Oxygen Therapy for Concussions

Concussion treatment with hyperbaric oxygen therapy may not be as beneficial as previously thought

(RxWiki News) Some military service members who have had concussions report that intensive oxygen therapy relieved their symptoms. But new research questions the effectiveness of this treatment.

Some past studies have found that this therapy significantly helped military personnel who had suffered traumatic brain injury or concussion.

The authors of a recent study found that hyperbaric oxygen therapy may not be as effective as some past trials have found. R. Scott Miller, MD, of the Uniformed Services University of the Health Sciences in Bethesda, MD, and colleagues authored this study.

Dr. Miller and colleagues said that the results suggest that the observed improvements in the hyperbaric oxygen treatment group were not because of the oxygen therapy but may “reflect nonspecific improvements related to placebo effects.”

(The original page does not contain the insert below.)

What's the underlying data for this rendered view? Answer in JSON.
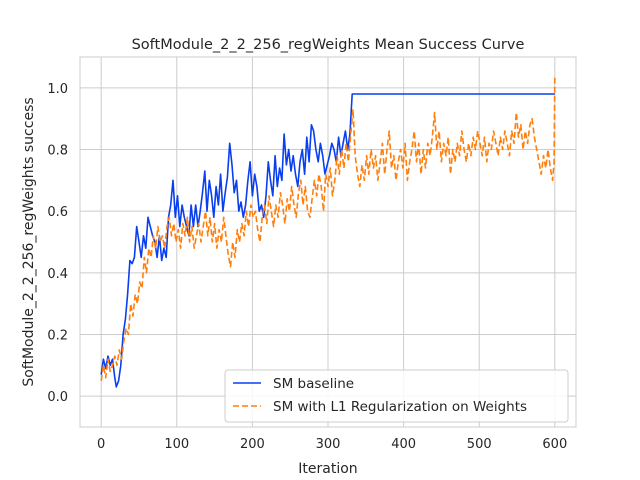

The placebo effect refers to the perceived effects that fake treatments might have on patients who believe they are being treated.

With hyperbaric oxygen therapy, a patient takes in pure oxygen in a pressurized chamber. The idea is that a high concentration of oxygen in the blood stream may improve areas of the injured brain.

They studied 72 military service members who had ongoing symptoms from concussion at least four months after the injury.

Patients in both the oxygen and sham groups reported that their symptoms improved — but there was no difference in how much they improved. Those who received no air chamber treatment did not improve.

Common postconcussion symptoms include headaches, balance problems, sleep disturbance, fatigue, forgetfulness, poor concentration, irritability and anxiety, Dr. Miller and team noted.

In an editorial about this research, doctors wrote that the hyperbaric oxygen treatment appears not to work, but the ritual of the treatment does. Charles W. Hoge, MD, from the Center for Psychiatry and Neuroscience at Walter Reed Army Institute of Research in Silver Spring, MD, and his colleague Wayne B. Jonas, MD, of the Samueli Institute in Alexandria, VA, wrote the editorial.

“Additional research is needed to better understand the components of an optimal healing environment,” Drs. Hoge and Jonas wrote. “This study invites us to rethink how we support service members and veterans in their recovery from complex war-related health concerns.”

Dr. Miller and team noted that most service members who sustain mild concussion fully recover within 30 days.

Paul G. Harch, MD, an emergency and hyperbaric medicine physician, is one researcher whose studies have shown successful treatment of concussion with hyperbaric oxygen therapy. In one of his studies, 15 military personnel (all diagnosed with concussion) received 40 hyperbaric oxygen treatments. Each patient showed significant improvements in injury symptoms.

Hyperbaric oxygen therapy has long been used to treat decompression sickness experienced by scuba divers, according to the Mayo Clinic. The therapy has also been used to treat serious infections and hard-to-heal wounds.

The study and editorial were published online Nov. 17 in JAMA Internal Medicine. The Defense Health Program and the US Army Medical Material Development Activity funded the research. The US Army Office of the Surgeon General also funded the study. The authors disclosed no conflicts of interest.